The territories of contemporary Ukraine have been home to writers who wrote not only in Ukrainian, but also in Polish, Yiddish, Russian, German, Hebrew, Crimean Tatar and other languages. Despite the fact that these literatures frequently engaged in complex entanglements, they are rarely studied together; in fact, scholarship often begins by separating them from their competitors and emphasising their self-reliance and uniqueness. In this lecture, Dr Uilleam Blacker proposes a new understanding of the literary and cultural heritage of Ukraine that undoes artificial separations and argues for the adoption of a place-based, rather than national, framework. Such a framework allows for the identification of overlapping traditions and the recognition of competition, interaction and hybridization as central factors in literary systems.

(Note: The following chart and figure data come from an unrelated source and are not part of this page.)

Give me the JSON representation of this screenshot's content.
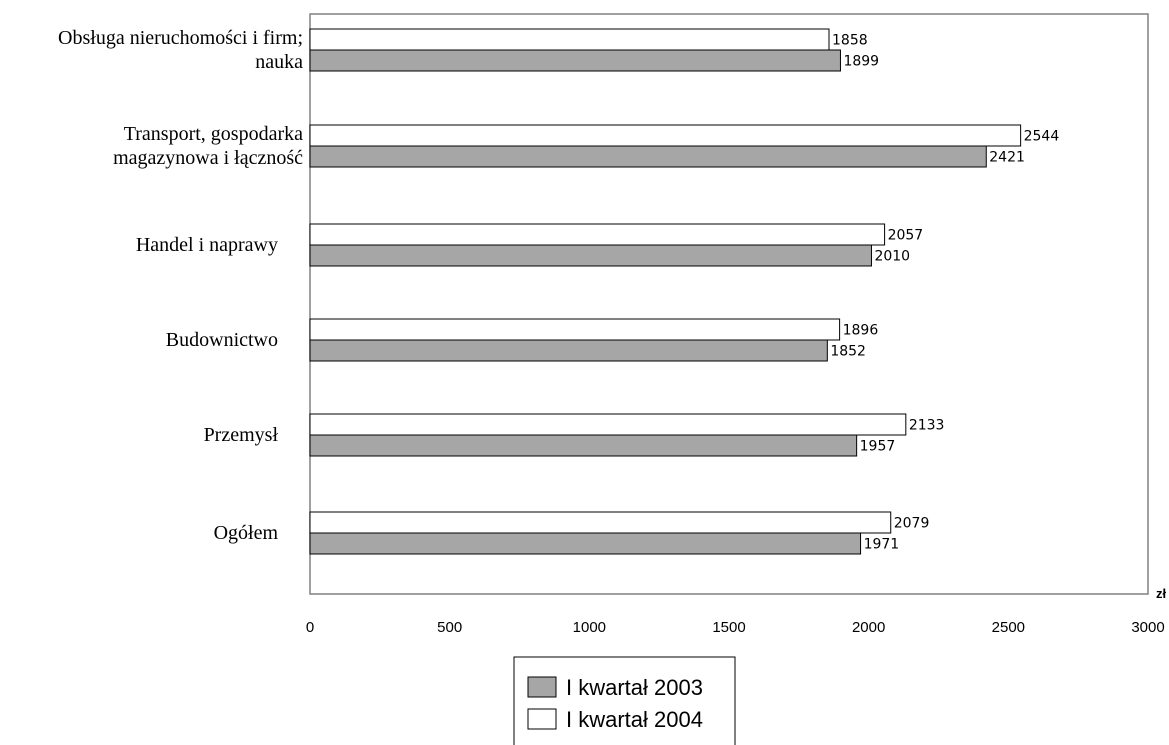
{
  "chart_data": {
    "type": "bar",
    "orientation": "horizontal",
    "unit_label": "zł",
    "categories": [
      [
        "Obsługa nieruchomości i firm;",
        "nauka"
      ],
      [
        "Transport, gospodarka",
        "magazynowa i łączność"
      ],
      [
        "Handel i naprawy"
      ],
      [
        "Budownictwo"
      ],
      [
        "Przemysł"
      ],
      [
        "Ogółem"
      ]
    ],
    "series": [
      {
        "name": "I kwartał 2004",
        "color": "#ffffff",
        "values": [
          1858,
          2544,
          2057,
          1896,
          2133,
          2079
        ]
      },
      {
        "name": "I kwartał 2003",
        "color": "#a6a6a6",
        "values": [
          1899,
          2421,
          2010,
          1852,
          1957,
          1971
        ]
      }
    ],
    "xlim": [
      0,
      3000
    ],
    "xticks": [
      0,
      500,
      1000,
      1500,
      2000,
      2500,
      3000
    ],
    "grid": false,
    "legend_position": "bottom",
    "legend_order": [
      "I kwartał 2003",
      "I kwartał 2004"
    ]
  }
}
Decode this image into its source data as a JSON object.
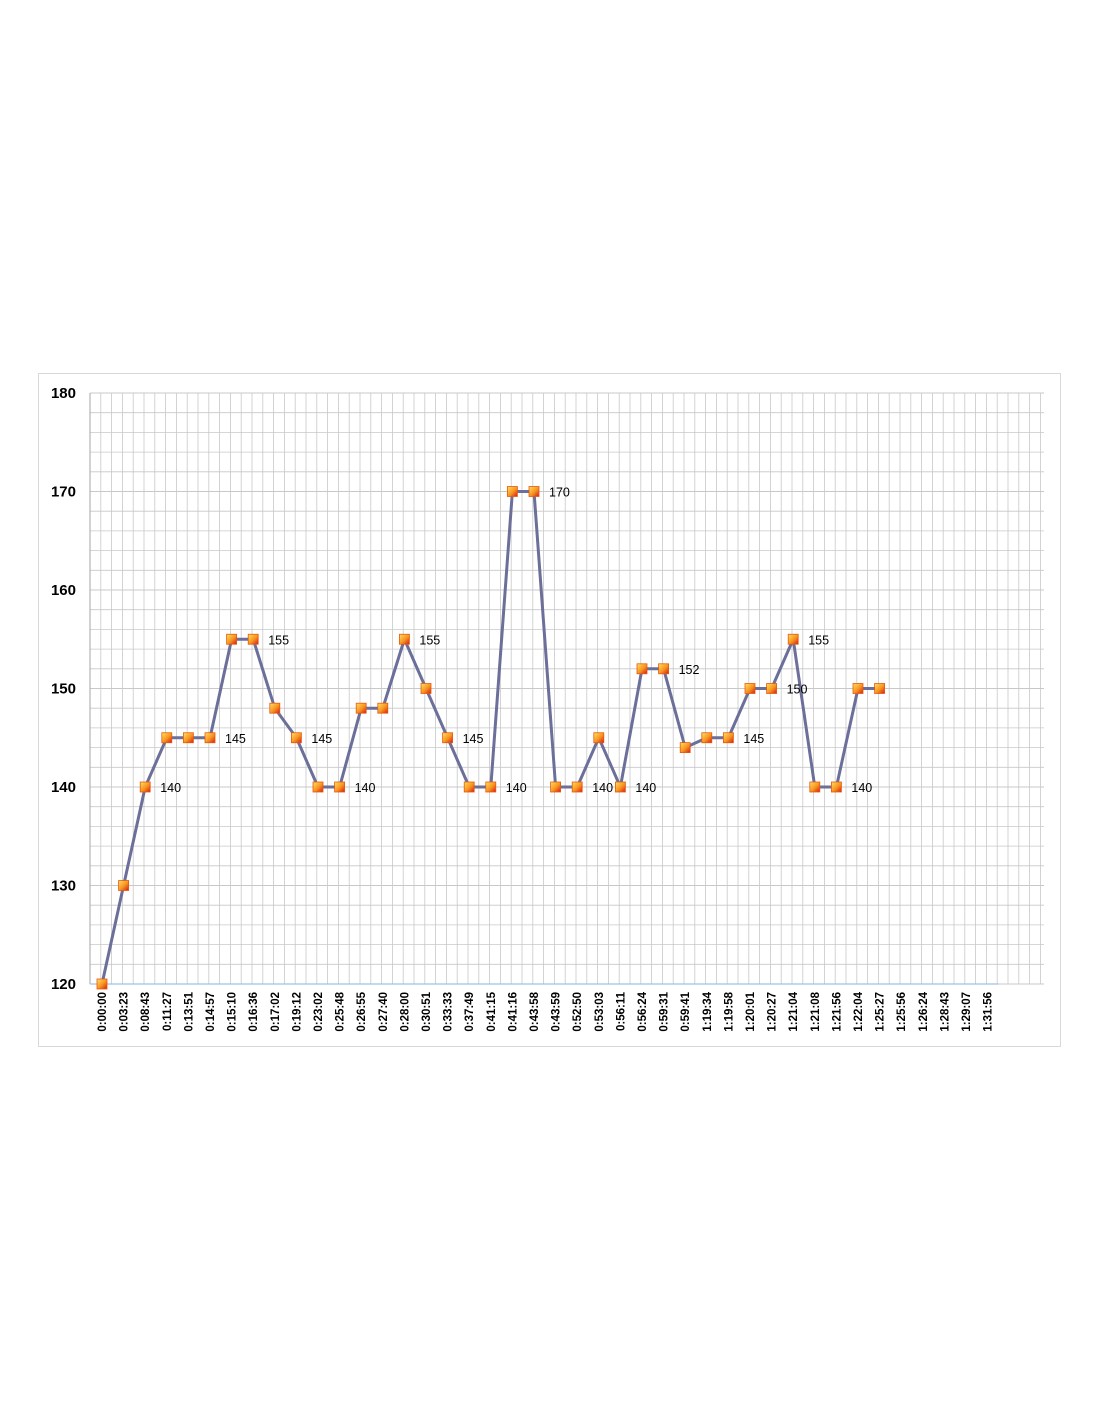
{
  "chart_data": {
    "type": "line",
    "title": "",
    "xlabel": "",
    "ylabel": "",
    "ylim": [
      120,
      180
    ],
    "y_ticks": [
      120,
      130,
      140,
      150,
      160,
      170,
      180
    ],
    "grid": "major and minor gridlines",
    "legend": "none",
    "colors": {
      "line": "#6b6f99",
      "marker": "#f7941d",
      "marker_inner": "#d7191c",
      "grid": "#c8c8c8"
    },
    "categories": [
      "0:00:00",
      "0:03:23",
      "0:08:43",
      "0:11:27",
      "0:13:51",
      "0:14:57",
      "0:15:10",
      "0:16:36",
      "0:17:02",
      "0:19:12",
      "0:23:02",
      "0:25:48",
      "0:26:55",
      "0:27:40",
      "0:28:00",
      "0:30:51",
      "0:33:33",
      "0:37:49",
      "0:41:15",
      "0:41:16",
      "0:43:58",
      "0:43:59",
      "0:52:50",
      "0:53:03",
      "0:56:11",
      "0:56:24",
      "0:59:31",
      "0:59:41",
      "1:19:34",
      "1:19:58",
      "1:20:01",
      "1:20:27",
      "1:21:04",
      "1:21:08",
      "1:21:56",
      "1:22:04",
      "1:25:27",
      "1:25:56",
      "1:26:24",
      "1:28:43",
      "1:29:07",
      "1:31:56"
    ],
    "series": [
      {
        "values": [
          120,
          130,
          140,
          145,
          145,
          145,
          155,
          155,
          148,
          145,
          140,
          140,
          148,
          148,
          155,
          150,
          145,
          140,
          140,
          170,
          170,
          140,
          140,
          145,
          140,
          152,
          152,
          144,
          145,
          145,
          150,
          150,
          155,
          140,
          140,
          150,
          150,
          null,
          null,
          null,
          null,
          null
        ]
      }
    ],
    "data_labels": [
      {
        "index": 2,
        "text": "140"
      },
      {
        "index": 5,
        "text": "145"
      },
      {
        "index": 7,
        "text": "155"
      },
      {
        "index": 9,
        "text": "145"
      },
      {
        "index": 11,
        "text": "140"
      },
      {
        "index": 14,
        "text": "155"
      },
      {
        "index": 16,
        "text": "145"
      },
      {
        "index": 18,
        "text": "140"
      },
      {
        "index": 20,
        "text": "170"
      },
      {
        "index": 22,
        "text": "140"
      },
      {
        "index": 24,
        "text": "140"
      },
      {
        "index": 26,
        "text": "152"
      },
      {
        "index": 29,
        "text": "145"
      },
      {
        "index": 31,
        "text": "150"
      },
      {
        "index": 32,
        "text": "155"
      },
      {
        "index": 34,
        "text": "140"
      }
    ]
  }
}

If you want to attend, please register via the link below.

About the speaker

Uilleam Blacker is Associate Professor of Comparative East European Literature at the School of Slavonic and East European Studies, University College London. He is the author of Memory, the City and the Legacy of World War II in East Central Europe: The Ghosts of Others (Routledge, 2019) and a co-author of Remembering Katyn (Polity, 2012). He is also a co-editor of Memory and Theory in Eastern Europe (Palgrave Macmillan, 2013). His research in Ukrainian, Polish, and Russian literature and culture focuses on questions of cultural memory. He has translated the works of several contemporary writers, including Oleg Sentsov’s collection of short stories Life Went on Anyway (Deep Vellum, 2019).

About .ua discussions

The .ua discussions Series emerged as a reaction to Russia’s violent assault on Ukraine. It aims to counter the information deficit that exists in the Netherlands about Ukraine and provide students and general public with a reliable commentary on Ukraine’s history, culture, society and politics. Using a compact format of weekly one-hour seminars (a mix of online and on-site events), the series will bring together academic experts of Ukraine from across Europe and the Netherlands. Short lectures (30-35 mins) will be followed by Q&A sessions.

The events will take place on Tuesday evening at 6pm. The venue is the Oudemanhuispoort; the events will be organised for an online-audience in the shape of Zoom webinars.